4. Baseline results (orch_work = 0)
Start with the baseline where the orchestrator does no work (W = 0). Unit is µs.
| Candidate | p50 | p99 | p99.9 |
|---|---|---|---|
| ① std::sync::mpsc | 1.2 | 2.4 | 4.1 |
| ② crossbeam-channel | 1.3 | 2.3 | 3.7 |
| ③ ArrayQueue | 1.1 | 1.8 | 3.1 |
| ④ SPSC + mux | 1.1 | 2.1 | 3.3 |
ArrayQueue is the lowest, but all 4 sit around 2µs at p99. Practically tied.
The reason: the orchestrator is idle. It does almost nothing per order (pop → push). So queue depth stays near 0, and every measurement is really “hand-off on an empty queue”. The real difference between the 4 methods shows up when queue depth builds up.
5. orch_work sweep results
A real orchestrator does risk check, routing, and book updates per order. To mimic that cost, I added orch_work (W) and swept it over 0 / 500 / 1000 / 1500 ns. Look at rt-venue p99 by W (unit µs). The table below shows raw rt-venue p99; the chart shows rt-venue p99 − W.
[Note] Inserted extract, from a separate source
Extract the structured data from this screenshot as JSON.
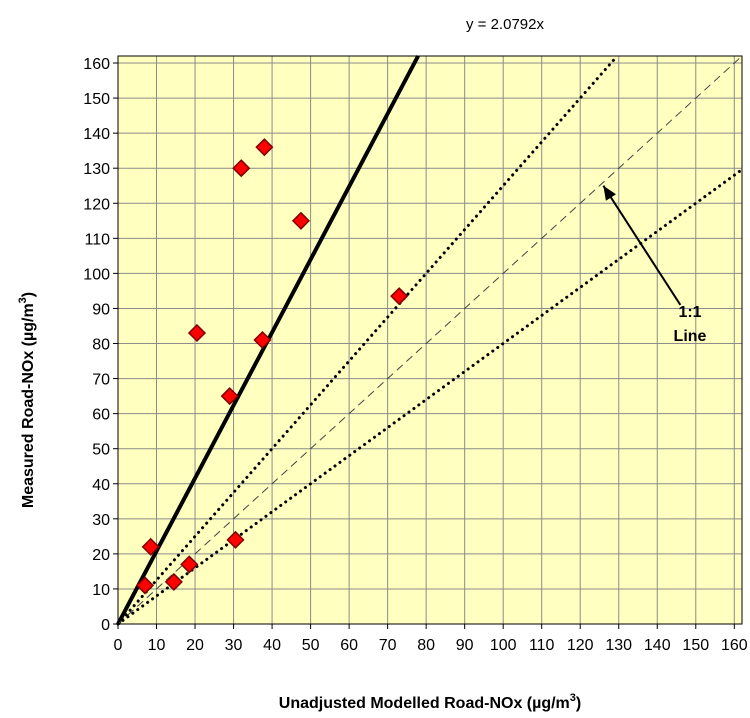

| orch_work | ① std::mpsc | ② crossbeam | ③ ArrayQueue | ④ SPSC + mux |
|---|---|---|---|---|
| 0 ns | 2.4 | 2.3 | 1.8 | 2.1 |
| 500 ns | 6.1 | 6.1 | 5.1 | 6.0 |
| 1000 ns | 19.5 | 20.5 | 17.0 | 19.8 |
| 1500 ns | 94.9 | 108.7 | 78.2 | 89.2 |
Why look at rt-venue − W? By definition, rt-venue already includes W (the work the orchestrator did), so subtracting W leaves only hand-off + queueing cost.
As W grows, the lines split. At W = 1500, the gap between ArrayQueue (~77 µs) and crossbeam (~107 µs) is around 30 µs.
ArrayQueue is the lowest at every W. No allocation (vs ①), no wrapper (vs ②), and the consumer reads only one ring (vs ④). When load rises, those small differences get amplified by queueing.
The tail explosion near W = 1500 is the M/M/1 knee: the orchestrator’s service time gets close to the per-order arrival interval. ArrayQueue has a lower per-op cost, so it crosses the knee later.
Run-to-run p99 spread is ~7% across 5 repeats, and both contended MPSC sites (submit_q, completion_q) returned Full = 0 up to W = 1500. In-flight count matched Little’s law, so no run was overloaded. The ranking is not luck, not backpressure noise.
6. Conclusion
On AWS c7g.4xlarge (16 vCPU Graviton3, Linux, threads pinned to cores), comparing the 4 methods showed: as orchestrator service time grows, queue depth at submit_q rises, and ArrayQueue’s lower per-op cost compounds.
Based on this, I built the OE Engine’s busy-polled contended hot path (submit_q, completion_q) with ArrayQueue.